Ezra Pound.

Traducciones 4.

Cronista

Estamos de enhorabuena. Acaban de aparecer en nuestras librerías dos libros del poeta de origen estadounidense pero europeo de sentimiento, Ezra Pound. El primero de ellos es el tercero de los cuatro tomos previstos de la edición bilingüe de su obra más importante tanto por su extensión como por su significado "The Cantos" (traducción española sugerida por el propio autor "Los Cantares"), editada por Cátedra y que además de contener una excelente traducción (con el único pero, tal vez, de los frecuentes "americanismos" que aparecen en ella, en algunos casos de difícil comprensión para un lector español), cuenta con un aparato crítico de gran envergadura e indispensable a la larga para la comprensión de unos textos de carácter eminentemente alusivo, elíptico y fragmentario. Tanto T. S. Eliot, el otro gran poeta angloamericano del periodo al que Pound en un principio ayudó y editó ("The Waste Land", quizás el poema en lengua inglesa más emblemático de este siglo, debe mucho en su configuración definitiva a la labor de "poda" a la que fue sometida por su editor), como el propio Ezra sentían gran admiración por las grandes sumas poéticas del pasado, por trabajos de corte épico y globalizador, por la obra de Virgilio o, en el ámbito de la literatura inglesa, de Milton; pero sobre todo sentían una profunda veneración por la Divina Comedia de Dante. No obstante, los tiempos que les había tocado en suerte no parecían muy propicios para dicha labor, de ahí que "La Tierra Baldía" o "Los Cantares" puedan ser consideradas como el resultado de un esfuerzo totalizador destinado desde un comienzo a la frustración y al fracaso, en fin, dignos hijos de esa generación de escritores que se ha dado en denominar de "entreguerras".

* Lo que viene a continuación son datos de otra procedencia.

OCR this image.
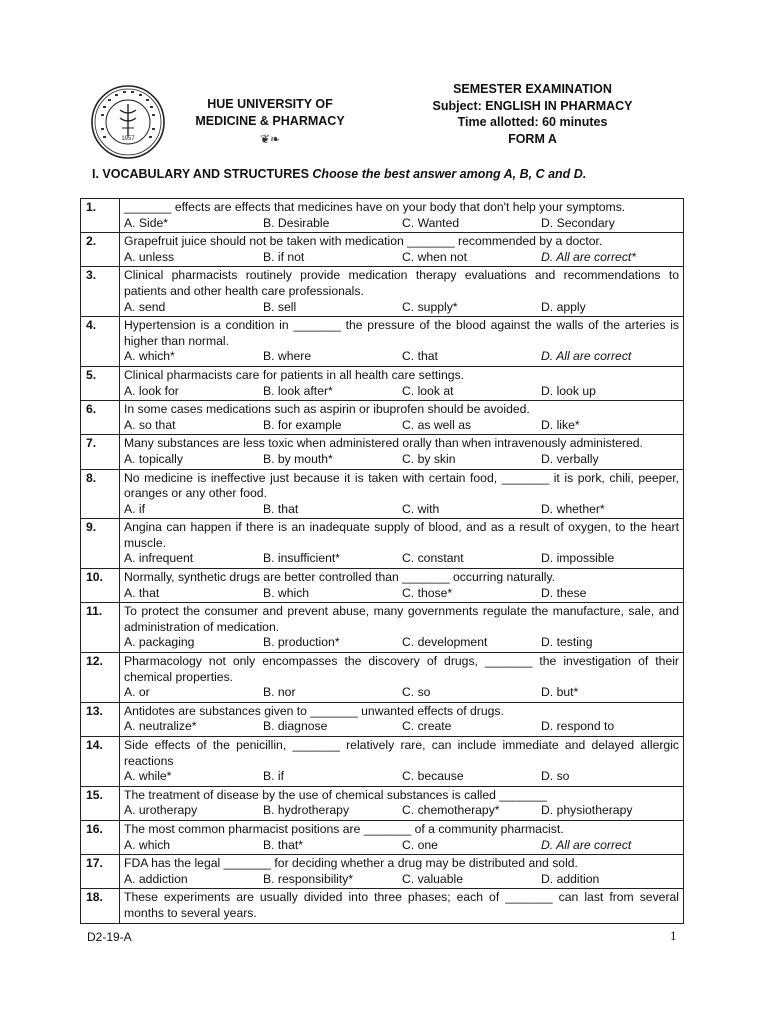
1957
HUE UNIVERSITY OF
MEDICINE & PHARMACY
❦❧
SEMESTER EXAMINATION
Subject: ENGLISH IN PHARMACY
Time allotted: 60 minutes
FORM A
I. VOCABULARY AND STRUCTURES Choose the best answer among A, B, C and D.
1.	_______ effects are effects that medicines have on your body that don't help your symptoms.
A. Side* B. Desirable C. Wanted D. Secondary

2.	Grapefruit juice should not be taken with medication _______ recommended by a doctor.
A. unless B. if not C. when not D. All are correct*

3.	Clinical pharmacists routinely provide medication therapy evaluations and recommendations to patients and other health care professionals.
A. send B. sell C. supply* D. apply

4.	Hypertension is a condition in _______ the pressure of the blood against the walls of the arteries is higher than normal.
A. which* B. where C. that D. All are correct

5.	Clinical pharmacists care for patients in all health care settings.
A. look for B. look after* C. look at D. look up

6.	In some cases medications such as aspirin or ibuprofen should be avoided.
A. so that B. for example C. as well as D. like*

7.	Many substances are less toxic when administered orally than when intravenously administered.
A. topically B. by mouth* C. by skin D. verbally

8.	No medicine is ineffective just because it is taken with certain food, _______ it is pork, chili, peeper, oranges or any other food.
A. if B. that C. with D. whether*

9.	Angina can happen if there is an inadequate supply of blood, and as a result of oxygen, to the heart muscle.
A. infrequent B. insufficient* C. constant D. impossible

10.	Normally, synthetic drugs are better controlled than _______ occurring naturally.
A. that B. which C. those* D. these

11.	To protect the consumer and prevent abuse, many governments regulate the manufacture, sale, and administration of medication.
A. packaging B. production* C. development D. testing

12.	Pharmacology not only encompasses the discovery of drugs, _______ the investigation of their chemical properties.
A. or B. nor C. so D. but*

13.	Antidotes are substances given to _______ unwanted effects of drugs.
A. neutralize* B. diagnose C. create D. respond to

14.	Side effects of the penicillin, _______ relatively rare, can include immediate and delayed allergic reactions
A. while* B. if C. because D. so

15.	The treatment of disease by the use of chemical substances is called _______
A. urotherapy B. hydrotherapy C. chemotherapy* D. physiotherapy

16.	The most common pharmacist positions are _______ of a community pharmacist.
A. which B. that* C. one D. All are correct

17.	FDA has the legal _______ for deciding whether a drug may be distributed and sold.
A. addiction B. responsibility* C. valuable D. addition

18.	These experiments are usually divided into three phases; each of _______ can last from several months to several years.
D2-19-A	1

El segundo libro del que vamos a ocuparnos es "Personae", cuya edición asimismo bilingüe ha sido acometida en este caso por Hiperión y que recoge la producción poética de Ezra Pound anterior a sus cantares. Aquí predominan, al contrario que en los cantos, textos cortos cuajados de destellos de todo tipo: lingüísticos, metafóricos, culturales, etc. y que para un lector "con prisas" pueden servir perfectamente como botón de muestra (y un buen botón, sin duda) de toda la obra de su autor, pues en Personae aparecen ya los elementos que definen el estilo poético que Pound exacerbará en su madurez: el aluvión de citas y referencias de toda índole, lingüístico-literarias (Pound consideraba que es requisito indispensable para la apreciación correcta de una obra maestra el hecho de leerla en su lengua original; de ahí que sus poemas aparezcan cuajados de citas en las más variadas lenguas imaginables), culturales (nuestro poeta era un enamorado de la Italia del Renacimiento y de la historia y cultura china, pero tampoco faltan referencias a otras culturas entre ellas la española – el cantar III consiste en una especie de recreación traducción de un fragmento del Poema de Mío Cid-), biográficas (la obra de Pound y en particular sus cantares se han llegado a definir como la transcripción literaria de una culta conversación entre amigos), etc.

Para finalizar tan sólo señalar la suerte que tienen los más jóvenes de tener al alcance de la mano por fin, una edición fiable del conjunto de una obra que, a pesar de las veleidades, o algo más que veleidades, políticas de su autor, puede considerarse como una de las cimas poéticas del siglo que acaba, suerte con la que no contamos otras generaciones en su momento, pues durante muchos años Ezra Pound ha sido un escritor de difícil acceso en nuestra lengua. Realmente estamos de enhorabuena.